The best hydration strategy is to drink a glass of water as soon as you wake up and do this every couple of hours until you go to bed. You should aim to drink at least half your weight in ounces each day.
During exercise, you deplete quicker, which is why most trainers build water breaks into their workouts. You should not ignore them! You’ve probably also heard that electrolytes, or body salts, are an important part of hydration. This is true, but we’ll look at them as a part of nutrition.
Fuel Your Body Properly Pre, During, and Post-Workout
Proper nutrition helps your body rebuild quickly after exercise, and slows how quickly you break down during exercise. A proper nutritional strategy can help you recover much, much quicker. This is a broad topic, and entire books have been written on it, but here’s a brief overview.
You should go into your workout properly hydrated, which includes not only water, but also electrolytes. Electrolytes are an array of minerals, primarily sodium and potassium. Most people get enough salt in their diets—too much in fact—but healthy people often get too little because they’re eating fewer processed foods. If you’re on a healthy, whole food diet, you probably get enough salt for daily activity but not enough for exercise.

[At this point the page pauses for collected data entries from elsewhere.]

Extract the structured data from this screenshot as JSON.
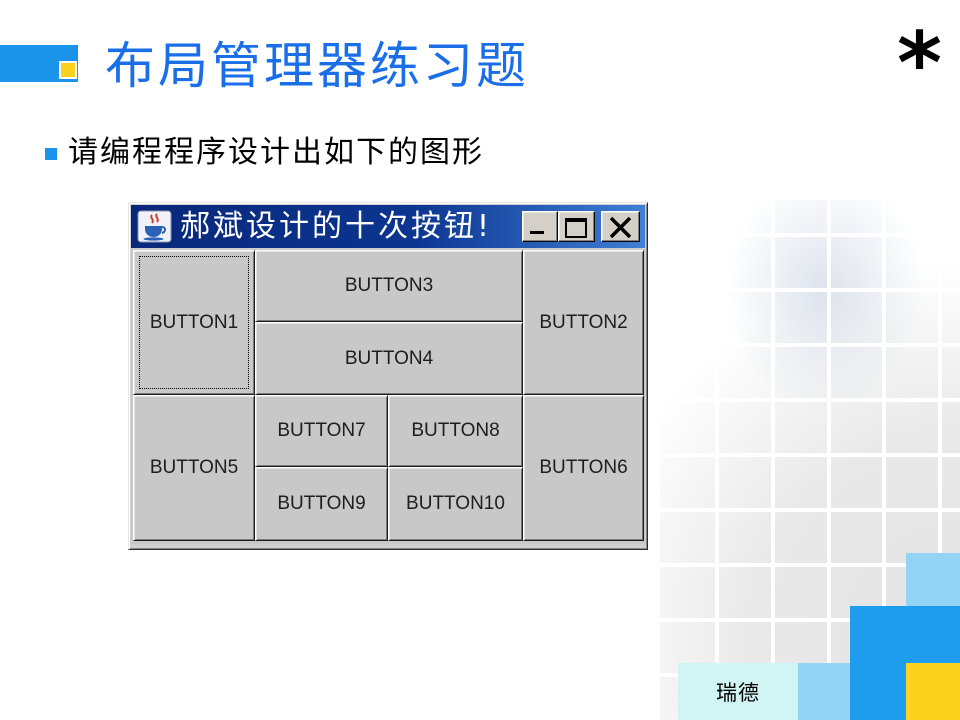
{
  "slide": {
    "title": "布局管理器练习题",
    "corner_mark": "*",
    "bullet": "请编程程序设计出如下的图形",
    "footer_label": "瑞德"
  },
  "window": {
    "title": "郝斌设计的十次按钮!",
    "app_icon": "java-cup-icon",
    "controls": {
      "minimize_icon": "minimize-icon",
      "maximize_icon": "maximize-icon",
      "close_icon": "close-icon"
    },
    "buttons": [
      {
        "label": "BUTTON1",
        "focused": true
      },
      {
        "label": "BUTTON2",
        "focused": false
      },
      {
        "label": "BUTTON3",
        "focused": false
      },
      {
        "label": "BUTTON4",
        "focused": false
      },
      {
        "label": "BUTTON5",
        "focused": false
      },
      {
        "label": "BUTTON6",
        "focused": false
      },
      {
        "label": "BUTTON7",
        "focused": false
      },
      {
        "label": "BUTTON8",
        "focused": false
      },
      {
        "label": "BUTTON9",
        "focused": false
      },
      {
        "label": "BUTTON10",
        "focused": false
      }
    ]
  },
  "colors": {
    "title_blue": "#1a6fe8",
    "accent_blue": "#1a94ea",
    "deco_blue": "#1e9def",
    "deco_light_blue": "#93d3f6",
    "deco_yellow": "#fdd21f",
    "footer_aqua": "#d0f5f4",
    "titlebar_start": "#08287a",
    "titlebar_end": "#3f7fd6",
    "button_face": "#c8c8c8"
  }
}
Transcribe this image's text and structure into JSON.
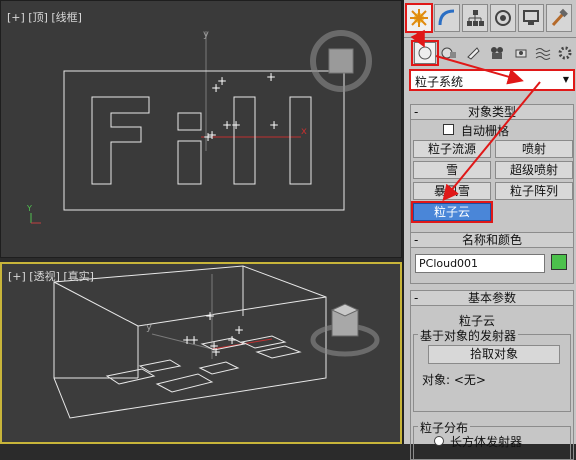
{
  "viewports": {
    "top": {
      "label": "[+] [顶] [线框]",
      "text_on_plane": "Fill"
    },
    "perspective": {
      "label": "[+] [透视] [真实]"
    }
  },
  "command_panel": {
    "tabs": [
      "create-tab",
      "modify-tab",
      "hierarchy-tab",
      "motion-tab",
      "display-tab",
      "utilities-tab"
    ],
    "category_dropdown": "粒子系统",
    "object_type": {
      "title": "对象类型",
      "autogrid_label": "自动栅格",
      "buttons": [
        "粒子流源",
        "喷射",
        "雪",
        "超级喷射",
        "暴风雪",
        "粒子阵列",
        "粒子云"
      ],
      "selected": "粒子云"
    },
    "name_color": {
      "title": "名称和颜色",
      "name_value": "PCloud001",
      "color": "#4cc14c"
    },
    "basic_params": {
      "title": "基本参数",
      "subtitle": "粒子云",
      "emitter_group_label": "基于对象的发射器",
      "pick_button": "拾取对象",
      "object_label": "对象: <无>",
      "distribution_label": "粒子分布",
      "box_emitter_label": "长方体发射器"
    }
  },
  "colors": {
    "highlight": "#e01818",
    "selected_button": "#4a86d8",
    "viewport_active": "#c8b53a"
  }
}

This is where a good sports drink comes into play. Unfortunately, most people use these drinks when watching sports, which is bad for you. Many mainstream sports drinks know this, and formulate more for taste than necessity. You want to drink sports drinks when you’re exercising (or playing a sport) because then, you’ll quickly put their ingredients to use. Look for more boutique lines of sports drinks, as these tend to have less sugar and more diverse electrolyte mixtures, and are a much better choice for fueling your workout.
Workout performance and recovery are the greatest influences on how quickly your body achieves results and the key times to fuel for those are pre- and post-workout. Going into a workout properly fueled enhances your ability to train harder. Proper fueling post-workout, when your body’s blood sugar (technically called glucose and glycogen) will greatly enhance recovery (up to 400% according to some studies), and the quicker you recover, the faster your heart rate slows down.
What you should eat pre and post-workout are broad subjects but there are many products on the market designed to fill these slots with targeted calories that are used efficiently by your body.
In closing, your body’s heart rate slows after a workout based upon how quickly your body recovers from the effort. This can be influenced by cooling down properly, hydrating completely, and following a diet that includes solid pre, during, and post-workout strategies.